During daylight hours (5 am – 9 pm), you can drive under supervision of any driver who is 21 years or older and holds a New Your Driver License. The supervising driver must always sit in a front seat beside you.
At night (9 pm – 5 am), you can only drive under supervision of NYS license holder who is parent, guardian, driver education teacher/driving school instructor, or a person who is 21 years or older and approved by your parent or guardian.
If supervising driver is not a parent or guardian, you can only drive with one passenger under 21 years unless passengers are immediate family.

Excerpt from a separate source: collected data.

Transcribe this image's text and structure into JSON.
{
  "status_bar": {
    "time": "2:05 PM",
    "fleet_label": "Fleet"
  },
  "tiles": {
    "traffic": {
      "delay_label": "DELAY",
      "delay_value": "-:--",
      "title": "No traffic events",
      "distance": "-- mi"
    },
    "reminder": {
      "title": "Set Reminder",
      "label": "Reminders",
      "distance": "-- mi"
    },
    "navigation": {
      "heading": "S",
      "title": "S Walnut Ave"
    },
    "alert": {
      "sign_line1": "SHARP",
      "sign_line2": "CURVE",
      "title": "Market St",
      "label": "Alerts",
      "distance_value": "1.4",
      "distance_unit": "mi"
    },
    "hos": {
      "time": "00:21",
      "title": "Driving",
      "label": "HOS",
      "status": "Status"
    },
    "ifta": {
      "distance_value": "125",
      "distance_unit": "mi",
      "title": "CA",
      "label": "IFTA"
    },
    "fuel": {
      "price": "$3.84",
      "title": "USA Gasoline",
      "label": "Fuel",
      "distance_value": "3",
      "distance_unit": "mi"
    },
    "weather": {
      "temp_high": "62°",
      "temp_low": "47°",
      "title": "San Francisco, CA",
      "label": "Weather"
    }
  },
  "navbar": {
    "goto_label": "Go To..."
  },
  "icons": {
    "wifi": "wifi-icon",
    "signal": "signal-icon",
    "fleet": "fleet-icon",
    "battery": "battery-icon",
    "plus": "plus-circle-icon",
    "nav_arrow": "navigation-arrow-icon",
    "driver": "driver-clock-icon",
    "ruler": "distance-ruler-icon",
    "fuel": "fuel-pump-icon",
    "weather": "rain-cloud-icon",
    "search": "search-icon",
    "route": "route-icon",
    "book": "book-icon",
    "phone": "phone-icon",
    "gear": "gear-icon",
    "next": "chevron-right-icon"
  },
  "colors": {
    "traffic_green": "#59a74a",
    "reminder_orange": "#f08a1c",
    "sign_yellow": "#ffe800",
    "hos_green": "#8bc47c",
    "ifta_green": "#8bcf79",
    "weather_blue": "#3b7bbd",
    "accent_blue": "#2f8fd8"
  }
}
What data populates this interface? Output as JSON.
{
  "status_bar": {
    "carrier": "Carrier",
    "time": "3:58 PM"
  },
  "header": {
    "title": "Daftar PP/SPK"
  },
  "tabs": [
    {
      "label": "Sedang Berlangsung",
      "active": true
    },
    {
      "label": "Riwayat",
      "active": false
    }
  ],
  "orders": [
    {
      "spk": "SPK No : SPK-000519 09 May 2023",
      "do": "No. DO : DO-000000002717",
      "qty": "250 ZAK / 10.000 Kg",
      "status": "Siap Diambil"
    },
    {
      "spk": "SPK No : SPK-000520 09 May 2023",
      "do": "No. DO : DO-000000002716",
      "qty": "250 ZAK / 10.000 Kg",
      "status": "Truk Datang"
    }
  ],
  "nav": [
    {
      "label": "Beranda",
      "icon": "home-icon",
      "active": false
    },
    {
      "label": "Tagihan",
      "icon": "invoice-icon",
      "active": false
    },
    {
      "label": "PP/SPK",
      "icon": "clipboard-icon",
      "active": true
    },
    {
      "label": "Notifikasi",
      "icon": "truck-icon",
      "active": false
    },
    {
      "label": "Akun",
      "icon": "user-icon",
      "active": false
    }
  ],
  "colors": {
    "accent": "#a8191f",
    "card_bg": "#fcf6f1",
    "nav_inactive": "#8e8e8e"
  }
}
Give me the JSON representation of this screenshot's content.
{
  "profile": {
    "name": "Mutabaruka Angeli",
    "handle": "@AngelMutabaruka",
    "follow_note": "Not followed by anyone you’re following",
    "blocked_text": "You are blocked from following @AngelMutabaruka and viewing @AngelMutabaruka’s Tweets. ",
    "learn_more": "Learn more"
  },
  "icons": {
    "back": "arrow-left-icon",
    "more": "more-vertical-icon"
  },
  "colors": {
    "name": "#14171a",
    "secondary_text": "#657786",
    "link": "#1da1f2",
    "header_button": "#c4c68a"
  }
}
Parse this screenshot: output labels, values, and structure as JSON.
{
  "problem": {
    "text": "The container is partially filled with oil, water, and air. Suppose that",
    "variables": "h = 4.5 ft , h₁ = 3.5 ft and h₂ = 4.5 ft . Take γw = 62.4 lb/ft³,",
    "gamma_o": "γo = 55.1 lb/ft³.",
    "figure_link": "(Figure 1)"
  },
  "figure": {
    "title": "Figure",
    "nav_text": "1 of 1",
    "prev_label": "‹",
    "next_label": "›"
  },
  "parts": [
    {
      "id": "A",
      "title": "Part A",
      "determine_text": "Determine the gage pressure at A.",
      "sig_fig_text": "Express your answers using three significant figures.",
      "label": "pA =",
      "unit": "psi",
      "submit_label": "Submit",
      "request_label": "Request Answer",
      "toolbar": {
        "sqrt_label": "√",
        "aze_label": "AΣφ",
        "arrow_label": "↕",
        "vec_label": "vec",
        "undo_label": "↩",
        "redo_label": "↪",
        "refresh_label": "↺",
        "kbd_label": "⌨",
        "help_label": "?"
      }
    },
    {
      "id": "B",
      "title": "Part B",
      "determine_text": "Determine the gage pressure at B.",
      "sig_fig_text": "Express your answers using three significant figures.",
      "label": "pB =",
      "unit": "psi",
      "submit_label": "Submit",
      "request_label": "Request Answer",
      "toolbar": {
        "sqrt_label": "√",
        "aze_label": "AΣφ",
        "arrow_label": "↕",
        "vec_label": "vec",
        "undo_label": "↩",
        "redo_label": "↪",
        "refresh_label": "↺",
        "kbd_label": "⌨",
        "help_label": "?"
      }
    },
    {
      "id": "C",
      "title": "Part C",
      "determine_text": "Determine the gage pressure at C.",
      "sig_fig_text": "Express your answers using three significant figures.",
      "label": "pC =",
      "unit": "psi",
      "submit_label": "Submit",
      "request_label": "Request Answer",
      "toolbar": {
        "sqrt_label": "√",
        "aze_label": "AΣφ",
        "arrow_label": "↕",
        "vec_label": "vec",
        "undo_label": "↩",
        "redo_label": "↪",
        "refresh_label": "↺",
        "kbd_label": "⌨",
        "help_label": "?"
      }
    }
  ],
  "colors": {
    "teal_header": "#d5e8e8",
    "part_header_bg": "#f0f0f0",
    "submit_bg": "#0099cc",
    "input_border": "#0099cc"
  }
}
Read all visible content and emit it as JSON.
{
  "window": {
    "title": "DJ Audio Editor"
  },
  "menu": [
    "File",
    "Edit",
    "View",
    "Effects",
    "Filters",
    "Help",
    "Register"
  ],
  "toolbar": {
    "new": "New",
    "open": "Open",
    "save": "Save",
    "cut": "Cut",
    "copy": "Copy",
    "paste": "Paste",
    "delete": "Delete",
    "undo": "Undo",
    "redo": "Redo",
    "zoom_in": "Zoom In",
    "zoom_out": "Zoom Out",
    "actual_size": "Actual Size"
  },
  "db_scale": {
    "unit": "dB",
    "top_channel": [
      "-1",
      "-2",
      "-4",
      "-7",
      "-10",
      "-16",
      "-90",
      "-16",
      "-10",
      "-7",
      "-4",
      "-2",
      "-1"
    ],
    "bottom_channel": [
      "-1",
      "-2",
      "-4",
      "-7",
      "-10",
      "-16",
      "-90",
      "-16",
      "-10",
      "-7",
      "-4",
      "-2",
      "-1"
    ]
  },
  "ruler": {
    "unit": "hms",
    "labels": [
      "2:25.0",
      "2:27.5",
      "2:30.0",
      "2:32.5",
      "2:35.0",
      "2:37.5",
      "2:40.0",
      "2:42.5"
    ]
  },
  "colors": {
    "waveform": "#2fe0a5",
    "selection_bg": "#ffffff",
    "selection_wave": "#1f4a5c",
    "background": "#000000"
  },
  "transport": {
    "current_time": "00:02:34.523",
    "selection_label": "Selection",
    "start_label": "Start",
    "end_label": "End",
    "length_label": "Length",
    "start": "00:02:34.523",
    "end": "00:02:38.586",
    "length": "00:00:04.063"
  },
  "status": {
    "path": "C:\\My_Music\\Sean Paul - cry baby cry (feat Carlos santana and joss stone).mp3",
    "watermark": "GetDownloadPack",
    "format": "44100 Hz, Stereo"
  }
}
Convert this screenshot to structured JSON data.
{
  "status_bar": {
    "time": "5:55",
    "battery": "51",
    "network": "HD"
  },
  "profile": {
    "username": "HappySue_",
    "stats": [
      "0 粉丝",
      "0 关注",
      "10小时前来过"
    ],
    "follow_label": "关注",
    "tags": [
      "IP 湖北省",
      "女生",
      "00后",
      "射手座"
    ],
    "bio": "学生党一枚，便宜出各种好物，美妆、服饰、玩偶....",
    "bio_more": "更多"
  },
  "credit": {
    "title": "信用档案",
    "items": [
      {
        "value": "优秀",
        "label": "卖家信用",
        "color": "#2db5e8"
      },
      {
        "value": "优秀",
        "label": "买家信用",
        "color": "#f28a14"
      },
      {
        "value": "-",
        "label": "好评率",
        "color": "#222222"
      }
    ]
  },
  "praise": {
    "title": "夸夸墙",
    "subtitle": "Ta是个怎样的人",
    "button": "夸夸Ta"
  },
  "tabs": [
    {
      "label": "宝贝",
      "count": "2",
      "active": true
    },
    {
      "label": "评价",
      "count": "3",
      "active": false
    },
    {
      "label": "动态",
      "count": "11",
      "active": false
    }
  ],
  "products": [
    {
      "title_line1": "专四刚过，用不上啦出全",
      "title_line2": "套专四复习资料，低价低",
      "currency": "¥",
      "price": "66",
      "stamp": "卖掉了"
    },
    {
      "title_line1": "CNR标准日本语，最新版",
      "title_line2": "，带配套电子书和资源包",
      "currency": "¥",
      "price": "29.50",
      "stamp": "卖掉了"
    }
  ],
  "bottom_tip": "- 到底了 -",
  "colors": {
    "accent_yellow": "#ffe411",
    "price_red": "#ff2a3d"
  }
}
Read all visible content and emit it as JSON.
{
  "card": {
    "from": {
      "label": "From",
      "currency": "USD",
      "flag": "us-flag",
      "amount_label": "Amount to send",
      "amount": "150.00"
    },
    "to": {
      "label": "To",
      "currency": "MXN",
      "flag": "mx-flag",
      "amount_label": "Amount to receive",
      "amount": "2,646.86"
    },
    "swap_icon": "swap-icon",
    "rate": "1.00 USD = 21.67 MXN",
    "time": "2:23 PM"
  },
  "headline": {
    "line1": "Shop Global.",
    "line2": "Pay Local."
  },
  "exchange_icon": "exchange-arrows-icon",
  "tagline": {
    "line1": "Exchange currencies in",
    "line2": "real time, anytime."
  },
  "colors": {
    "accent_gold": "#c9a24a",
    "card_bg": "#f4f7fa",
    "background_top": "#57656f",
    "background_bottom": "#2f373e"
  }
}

Before Moving on to Phase Two
Before you can move on to the next phase, a Junior License, you must:
hold your permit for at least six months,
complete the 5-hour pre-licensing course,
complete 50 hours of driving practice, of which 15 hours must be at night, and
pass a road skills test.
New York Junior License – Restrictions
The Junior License, also known as a probationary license, is the second step in the GDL program. It is the phase when you can start driving on your own without a supervising driver.
You may always drive without supervision from 5 am to 9 pm. In addition, you may drive at night (9 pm to 5 am) if you drive to and from work or school activities. Remember, that you must have proper documentation showing that you must drive to and from these activities. You cannot drive unsupervised during course of employment, to and from social events, sports training, etc.
You can drive with only one passenger under 21 years unless passengers are immediate family or unless you drive with a “supervising driver”.
All Passengers Must be Restrained
All occupants must be properly restrained by safety belt or child safety seat.
If you have a Class DJ or MJ junior license, you cannot drive within the five boroughs of New York City under any circumstances.
For more about driving restrictions in New York, visit dmv.ny.gov
No Cell Phone Use
You cannot use a hand-held mobile telephone or portable electronic device while you drive. Illegal activity includes holding a portable electronic device and
talking on a handheld mobile telephone,
viewing, taking, or transmitting images, and
Remember, using any electronic device while driving is against the law for all drivers.
New York Driver License
You can apply for a full license when you are 17 years or older and have your Student Certificate of Completion from an approved driver education course and passed the road skills test.
If you don’t apply for your license at 17 years, you are still considered a junior license holder and must continue to follow GDL restrictions.
At age 18, your junior license is automatically converted to a full driver’s license.